Familiarity and conceptual priming engage distinct cortical networks.

Full Abstract

Familiarity refers to an explicit recognition experience without any necessary retrieval of specific detail related to the episode during which initial learning transpired. Prior experience can also implicitly influence subsequent processing through a memory phenomenon termed conceptual priming, which occurs without explicit awareness of recognition. Resolving current theoretical controversy on relationships between familiarity and conceptual priming requires a clarification of their neural substrates.
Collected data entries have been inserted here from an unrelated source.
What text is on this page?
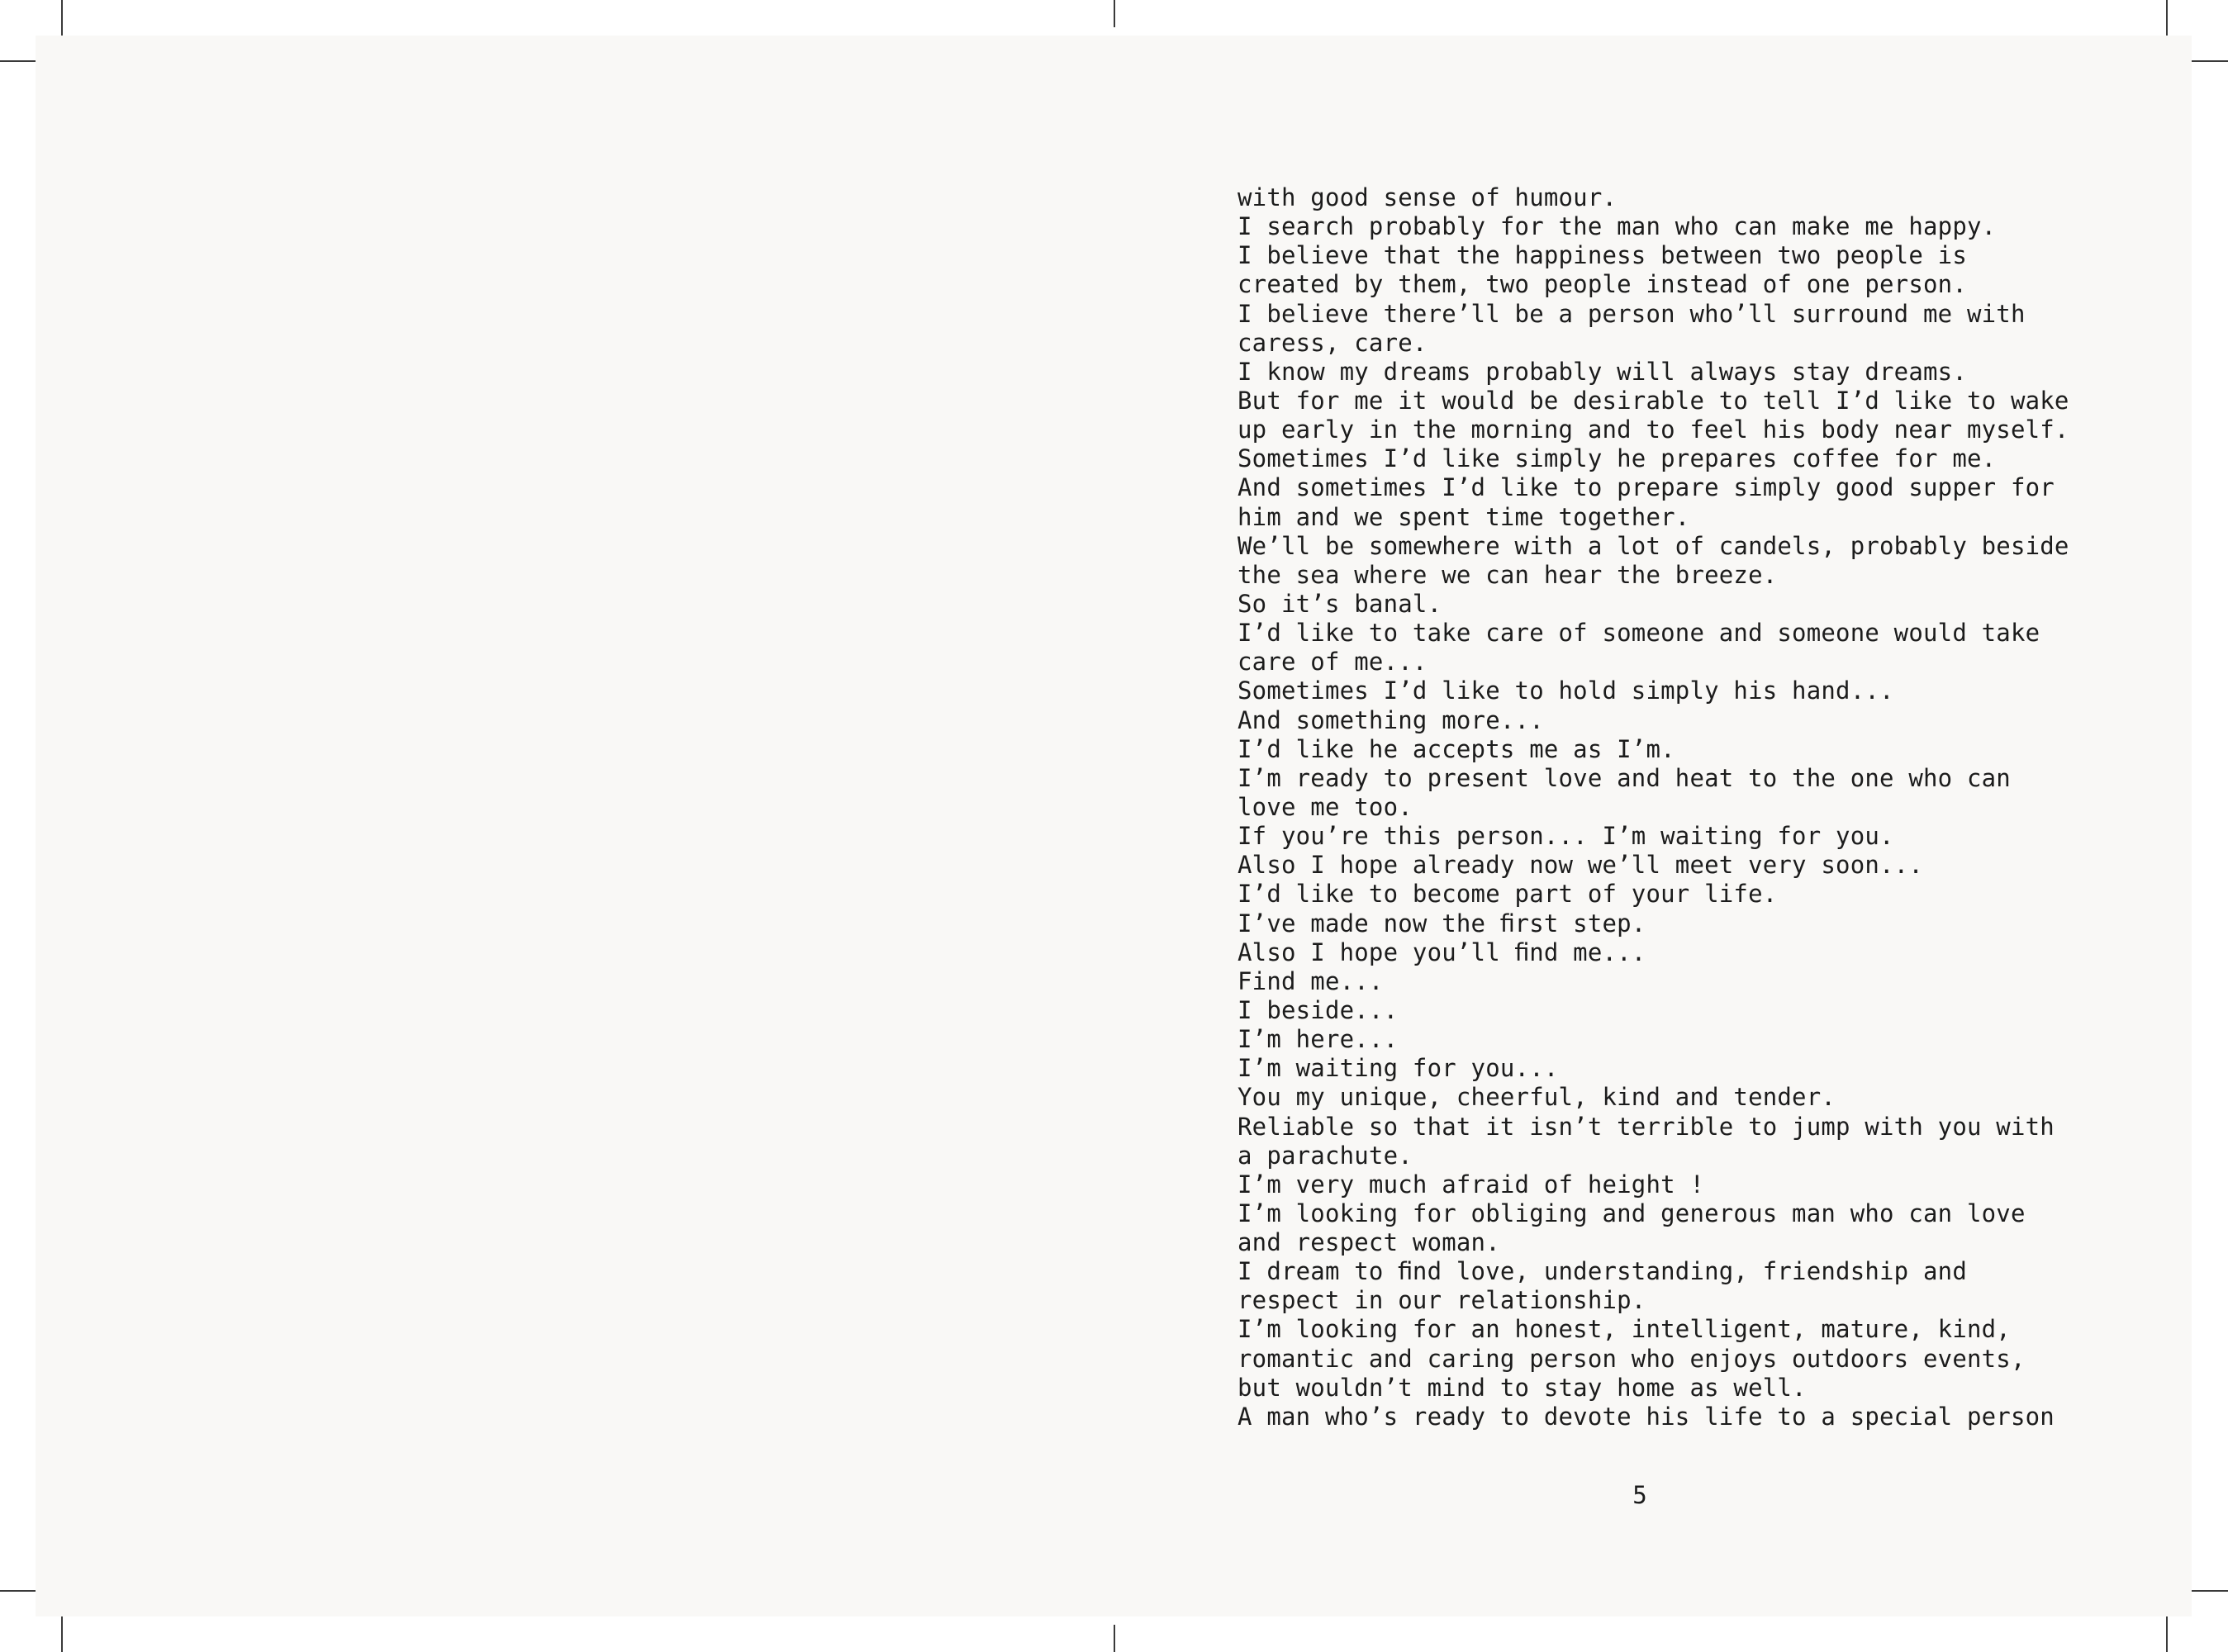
with good sense of humour.
I search probably for the man who can make me happy.
I believe that the happiness between two people is
created by them, two people instead of one person.
I believe there’ll be a person who’ll surround me with
caress, care.
I know my dreams probably will always stay dreams.
But for me it would be desirable to tell I’d like to wake
up early in the morning and to feel his body near myself.
Sometimes I’d like simply he prepares coffee for me.
And sometimes I’d like to prepare simply good supper for
him and we spent time together.
We’ll be somewhere with a lot of candels, probably beside
the sea where we can hear the breeze.
So it’s banal.
I’d like to take care of someone and someone would take
care of me...
Sometimes I’d like to hold simply his hand...
And something more...
I’d like he accepts me as I’m.
I’m ready to present love and heat to the one who can
love me too.
If you’re this person... I’m waiting for you.
Also I hope already now we’ll meet very soon...
I’d like to become part of your life.
I’ve made now the ﬁrst step.
Also I hope you’ll ﬁnd me...
Find me...
I beside...
I’m here...
I’m waiting for you...
You my unique, cheerful, kind and tender.
Reliable so that it isn’t terrible to jump with you with
a parachute.
I’m very much afraid of height !
I’m looking for obliging and generous man who can love
and respect woman.
I dream to ﬁnd love, understanding, friendship and
respect in our relationship.
I’m looking for an honest, intelligent, mature, kind,
romantic and caring person who enjoys outdoors events,
but wouldn’t mind to stay home as well.
A man who’s ready to devote his life to a special person
5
Accordingly, we obtained functional magnetic resonance images in a novel paradigm for separately assessing neural correlates of familiarity and conceptual priming using famous and nonfamous faces. Conceptual priming, as shown by more accurate behavioral responses to strongly conceptually primed than to weakly conceptually primed faces, was associated with activity reductions in left prefrontal cortex, whereas familiarity was associated with activity enhancements in right parietal cortex for more-familiar compared with less-familiar faces. This neuroimaging evidence implicates separate neurocognitive processes operative in explicit stimulus recognition versus implicit conceptual priming.

 

Author information

Author/s: Voss, Joel L (JL); Reber, Paul J (PJ); Mesulam, M-Marsel (MM); Parrish, Todd B (TB); Paller, Ken A (KA);

Affiliation: Interdepartmental Neuroscience Program, Department of Psychology, 2029 Sheridan Road, Northwestern University, Evanston, IL 60208-2710, USA. joel-voss(-atsign-)northwestern.edu

Grants: P30 AG013854-13 (Agency:NIA NIH HHS) ; P30 AG13854 (Agency:NIA NIH HHS) ; R01 NS34639 (Agency:NINDS NIH HHS) ; T32 AG20506 (Agency:NIA NIH HHS)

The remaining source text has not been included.